I believe I've answered your question and as such I'm closing this issue
hey @fmassa, thanks for the great detr work! I've been trying to replicate some of the work illustrations.
I'd expect the self-attention weights would come from the operation attn = (q*scale) @ k.T
that weighs the values. It turned out that looking at the detr repo at the Transformers classes definition: https://github.com/facebookresearch/detr/blob/main/models/transformer.py#L127, the forward outcome only yields the final tensor of dimensions (b, h * w, c)
.
I don't know how you could get the hook's outcome from the colab's notebook. Is there any other code that the colab model used?
hey @fmassa, thanks for the great detr work! I've been trying to replicate some of the work illustrations.
I'd expect the self-attention weights would come from the operation
attn = (q*scale) @ k.T
that weighs the values. It turned out that looking at the detr repo at the Transformers classes definition: https://github.com/facebookresearch/detr/blob/main/models/transformer.py#L127, the forward outcome only yields the final tensor of dimensions(b, h * w, c)

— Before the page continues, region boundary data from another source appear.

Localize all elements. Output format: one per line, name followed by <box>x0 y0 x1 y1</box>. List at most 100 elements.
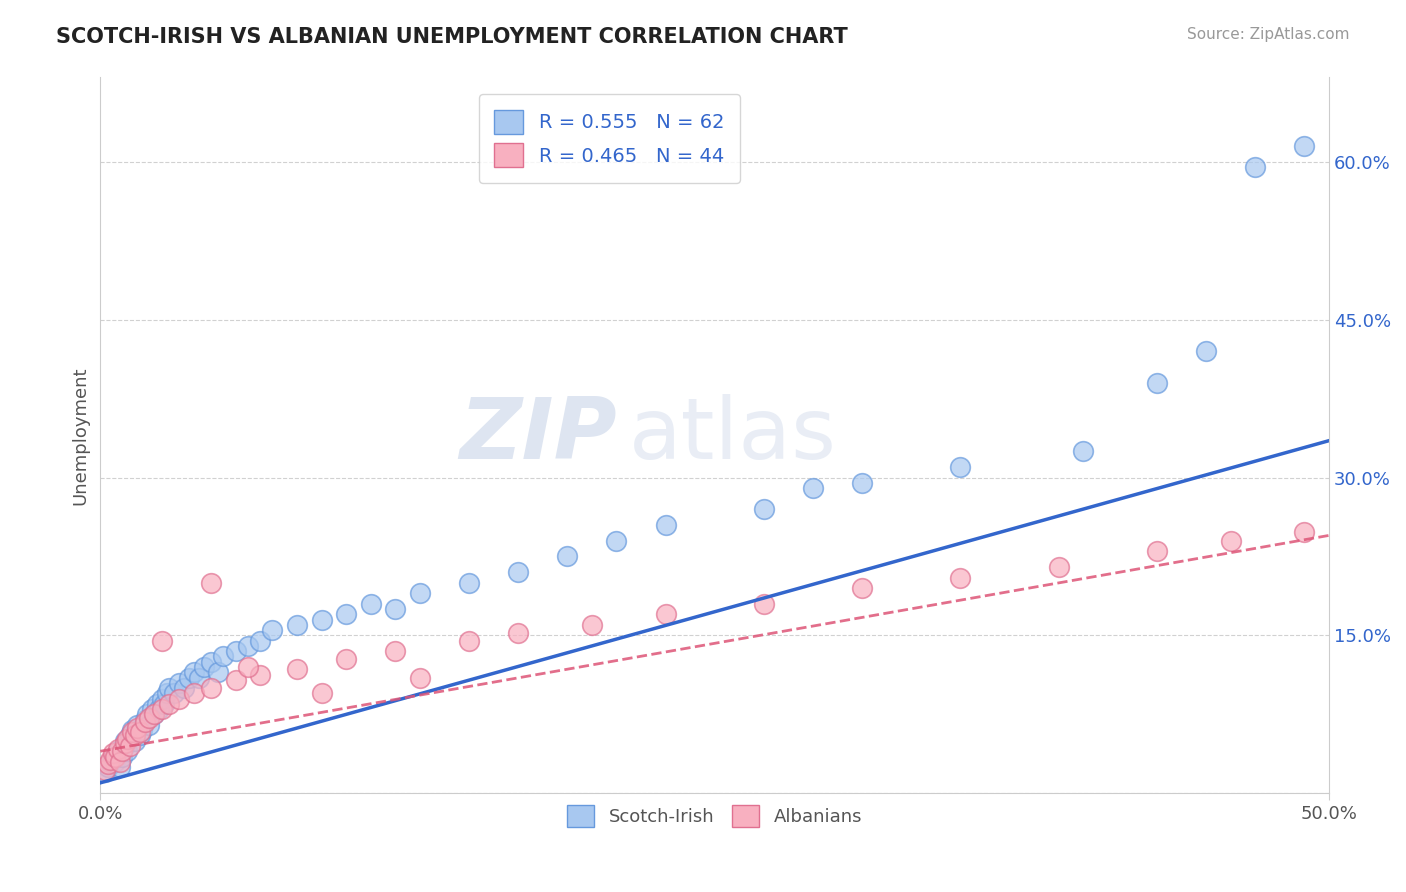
Point <box>207 665 229 680</box>
Point <box>335 651 357 665</box>
Point <box>97 760 120 774</box>
Y-axis label: Unemployment: Unemployment <box>72 366 89 505</box>
Point <box>111 749 134 764</box>
Point <box>111 744 134 758</box>
Point <box>94 765 117 780</box>
Point <box>121 725 143 739</box>
Legend: Scotch-Irish, Albanians: Scotch-Irish, Albanians <box>560 798 869 834</box>
Point <box>128 728 150 742</box>
Point <box>138 710 160 724</box>
Point <box>409 671 432 685</box>
Point <box>506 566 529 580</box>
Point <box>167 675 190 690</box>
Point <box>108 760 131 774</box>
Text: ZIP: ZIP <box>458 394 616 477</box>
Point <box>200 681 222 695</box>
Point <box>114 733 136 747</box>
Point <box>101 749 124 764</box>
Point <box>138 718 160 732</box>
Point <box>224 673 246 687</box>
Point <box>163 686 186 700</box>
Point <box>124 728 146 742</box>
Point <box>97 756 120 771</box>
Point <box>94 763 117 777</box>
Point <box>311 613 333 627</box>
Point <box>262 623 284 637</box>
Point <box>124 733 146 747</box>
Point <box>131 723 153 738</box>
Point <box>117 731 139 746</box>
Point <box>104 755 127 769</box>
Point <box>187 671 209 685</box>
Point <box>654 607 676 622</box>
Point <box>1294 525 1316 540</box>
Point <box>157 697 180 711</box>
Point <box>458 575 481 590</box>
Point <box>167 691 190 706</box>
Point <box>311 686 333 700</box>
Point <box>150 691 173 706</box>
Point <box>107 742 129 756</box>
Point <box>236 639 259 653</box>
Text: atlas: atlas <box>628 394 837 477</box>
Point <box>1195 344 1218 359</box>
Point <box>384 644 406 658</box>
Point <box>249 633 271 648</box>
Point <box>143 707 166 722</box>
Point <box>654 517 676 532</box>
Text: Source: ZipAtlas.com: Source: ZipAtlas.com <box>1187 27 1350 42</box>
Point <box>949 460 972 475</box>
Point <box>136 707 159 722</box>
Point <box>114 739 136 753</box>
Point <box>285 618 308 632</box>
Text: SCOTCH-IRISH VS ALBANIAN UNEMPLOYMENT CORRELATION CHART: SCOTCH-IRISH VS ALBANIAN UNEMPLOYMENT CO… <box>56 27 848 46</box>
Point <box>173 681 195 695</box>
Point <box>98 755 121 769</box>
Point <box>150 633 173 648</box>
Point <box>148 702 170 716</box>
Point <box>1146 544 1168 558</box>
Point <box>118 739 141 753</box>
Point <box>157 681 180 695</box>
Point <box>183 686 205 700</box>
Point <box>107 744 129 758</box>
Point <box>134 714 156 729</box>
Point <box>851 475 873 490</box>
Point <box>127 721 149 735</box>
Point <box>141 702 163 716</box>
Point <box>193 660 215 674</box>
Point <box>128 725 150 739</box>
Point <box>1219 533 1241 548</box>
Point <box>200 575 222 590</box>
Point <box>506 626 529 640</box>
Point <box>98 753 121 767</box>
Point <box>458 633 481 648</box>
Point <box>581 618 603 632</box>
Point <box>146 697 169 711</box>
Point <box>360 597 382 611</box>
Point <box>384 602 406 616</box>
Point <box>183 665 205 680</box>
Point <box>153 697 176 711</box>
Point <box>108 755 131 769</box>
Point <box>212 649 235 664</box>
Point <box>1294 139 1316 153</box>
Point <box>114 736 136 750</box>
Point <box>752 502 775 516</box>
Point <box>143 707 166 722</box>
Point <box>249 668 271 682</box>
Point <box>1244 160 1267 174</box>
Point <box>335 607 357 622</box>
Point <box>752 597 775 611</box>
Point <box>121 723 143 738</box>
Point <box>134 713 156 727</box>
Point <box>224 644 246 658</box>
Point <box>555 549 578 564</box>
Point <box>949 570 972 584</box>
Point <box>1146 376 1168 390</box>
Point <box>104 749 127 764</box>
Point <box>236 660 259 674</box>
Point <box>605 533 627 548</box>
Point <box>1071 444 1094 458</box>
Point <box>156 686 179 700</box>
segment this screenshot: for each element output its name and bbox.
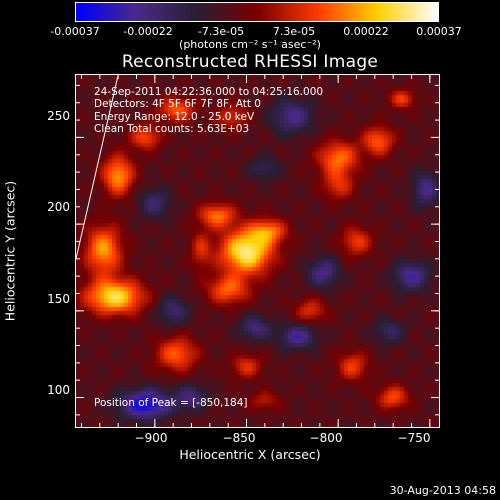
heatmap-image xyxy=(76,75,439,427)
footer-date: 30-Aug-2013 04:58 xyxy=(389,484,496,497)
y-tick-label: 250 xyxy=(47,109,70,123)
chart-title: Reconstructed RHESSI Image xyxy=(121,52,379,72)
colorbar xyxy=(75,2,439,22)
colorbar-tick-label: -7.3e-05 xyxy=(197,25,245,38)
colorbar-units: (photons cm⁻² s⁻¹ asec⁻²) xyxy=(179,38,321,51)
x-tick-label: −800 xyxy=(309,431,343,445)
x-axis-label: Heliocentric X (arcsec) xyxy=(179,447,321,462)
plot-area xyxy=(75,74,440,428)
colorbar-tick-label: 0.00037 xyxy=(416,25,462,38)
time-range-annotation: 24-Sep-2011 04:22:36.000 to 04:25:16.000 xyxy=(94,86,324,98)
solar-limb-line xyxy=(76,75,119,259)
colorbar-tick-label: 0.00022 xyxy=(343,25,389,38)
colorbar-tick-label: -0.00022 xyxy=(123,25,173,38)
counts-annotation: Clean Total counts: 5.63E+03 xyxy=(94,123,250,135)
y-axis-label: Heliocentric Y (arcsec) xyxy=(2,180,18,322)
x-tick-label: −850 xyxy=(222,431,256,445)
peak-position-label: Position of Peak = [-850,184] xyxy=(94,397,248,409)
y-tick-label: 100 xyxy=(47,383,70,397)
y-tick-label: 200 xyxy=(47,200,70,214)
x-tick-label: −900 xyxy=(134,431,168,445)
y-tick-label: 150 xyxy=(47,292,70,306)
plot-overlay xyxy=(76,75,439,427)
detectors-annotation: Detectors: 4F 5F 6F 7F 8F, Att 0 xyxy=(94,98,261,110)
colorbar-tick-label: -0.00037 xyxy=(50,25,100,38)
x-tick-label: −750 xyxy=(397,431,431,445)
energy-range-annotation: Energy Range: 12.0 - 25.0 keV xyxy=(94,111,255,123)
colorbar-tick-label: 7.3e-05 xyxy=(272,25,316,38)
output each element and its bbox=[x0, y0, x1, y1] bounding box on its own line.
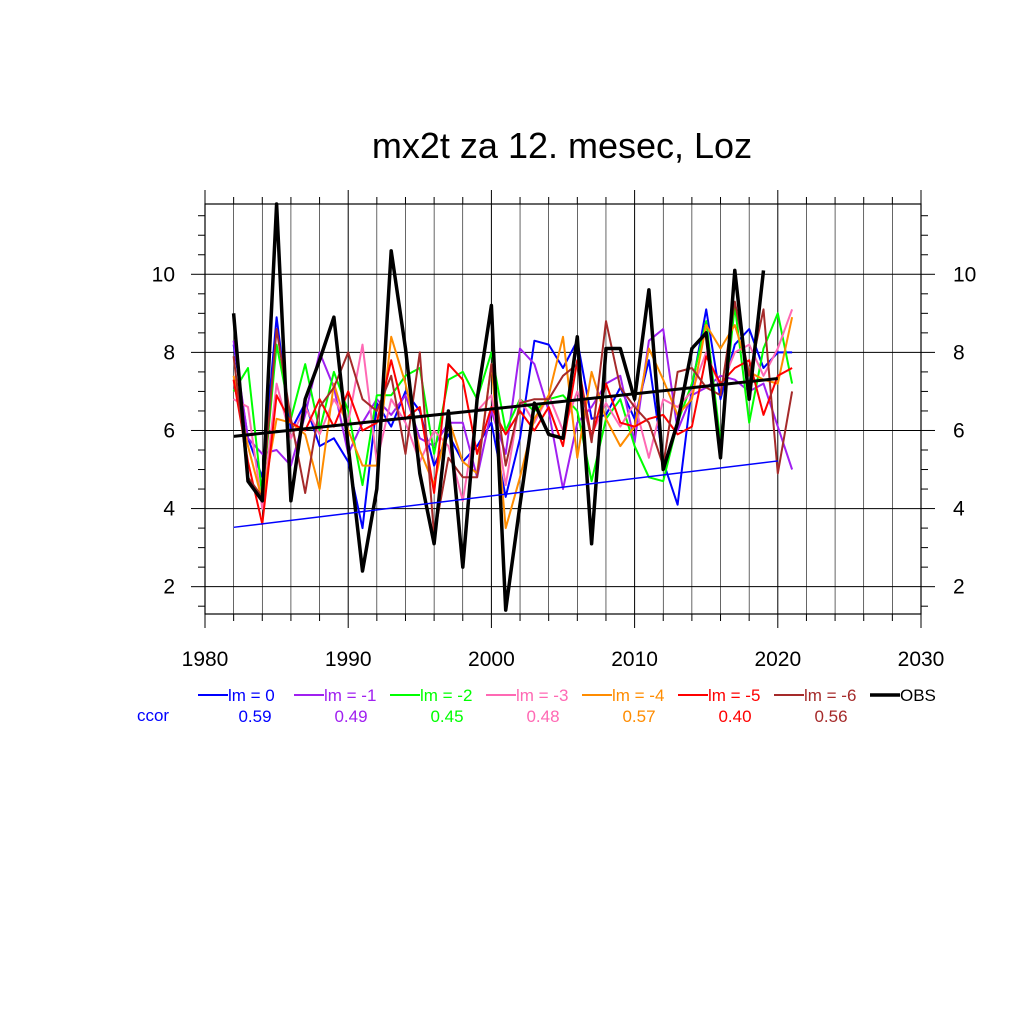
legend-label: lm = -4 bbox=[612, 686, 664, 705]
ccor-value: 0.57 bbox=[622, 707, 655, 726]
series-line-lm2 bbox=[232, 304, 794, 498]
legend-label: lm = 0 bbox=[228, 686, 275, 705]
ccor-value: 0.59 bbox=[238, 707, 271, 726]
x-tick-label: 1990 bbox=[325, 648, 372, 671]
x-tick-label: 2000 bbox=[468, 648, 515, 671]
y-tick-label-left: 8 bbox=[163, 341, 175, 364]
chart-title: mx2t za 12. mesec, Loz bbox=[372, 125, 752, 166]
series-line-obs bbox=[231, 202, 766, 612]
series-line-lm4 bbox=[232, 316, 794, 530]
legend-label: lm = -2 bbox=[420, 686, 472, 705]
ccor-value: 0.49 bbox=[334, 707, 367, 726]
trend-line-obs bbox=[233, 377, 778, 438]
y-tick-label-left: 4 bbox=[163, 498, 175, 521]
legend-label: lm = -5 bbox=[708, 686, 760, 705]
trend-line-lm0 bbox=[233, 460, 778, 529]
y-tick-label-right: 4 bbox=[953, 498, 965, 521]
ccor-value: 0.48 bbox=[526, 707, 559, 726]
y-tick-label-left: 10 bbox=[152, 263, 175, 286]
y-tick-label-right: 8 bbox=[953, 341, 965, 364]
legend-label: OBS bbox=[900, 686, 936, 705]
x-tick-label: 1980 bbox=[182, 648, 229, 671]
ccor-label: ccor bbox=[137, 706, 169, 725]
y-tick-label-left: 2 bbox=[163, 576, 175, 599]
plot-frame bbox=[204, 203, 922, 615]
x-tick-label: 2010 bbox=[611, 648, 658, 671]
legend-label: lm = -6 bbox=[804, 686, 856, 705]
x-tick-label: 2020 bbox=[754, 648, 801, 671]
y-tick-label-right: 6 bbox=[953, 419, 965, 442]
grid bbox=[204, 204, 922, 614]
y-tick-label-right: 10 bbox=[953, 263, 976, 286]
y-tick-label-right: 2 bbox=[953, 576, 965, 599]
ccor-value: 0.56 bbox=[814, 707, 847, 726]
axes: 1980 1990 2000 2010 2020 2030 2 2 4 4 6 6 8 8 10 10 bbox=[152, 190, 976, 671]
series-lines bbox=[231, 202, 794, 612]
series-line-lm5 bbox=[232, 355, 793, 526]
x-tick-label: 2030 bbox=[898, 648, 945, 671]
legend: lm = 0 0.59 lm = -1 0.49 lm = -2 0.45 lm = -3 0… bbox=[137, 686, 936, 726]
legend-label: lm = -3 bbox=[516, 686, 568, 705]
y-tick-label-left: 6 bbox=[163, 419, 175, 442]
series-line-lm3 bbox=[233, 309, 794, 510]
ccor-value: 0.40 bbox=[718, 707, 751, 726]
ccor-value: 0.45 bbox=[430, 707, 463, 726]
legend-label: lm = -1 bbox=[324, 686, 376, 705]
series-line-lm6 bbox=[232, 300, 794, 537]
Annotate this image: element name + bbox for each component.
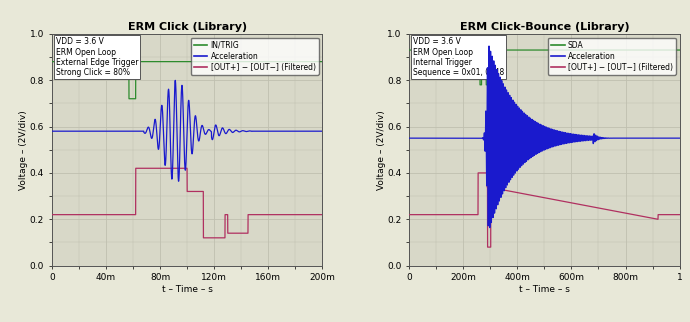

.I don't know how you could get the hook's outcome from the colab's notebook. Is there any other code that the colab model used?
Did you figure this out?
@MLDeS I just used the model straight from detr = torch.hub.load('facebookresearch/detr', 'detr_resnet50', pretrained=True)
. Then, the hook from the detr.transformer.encoder.layers[-1].self_attn
comes with two outputs, one is the features map and the other is the attention map.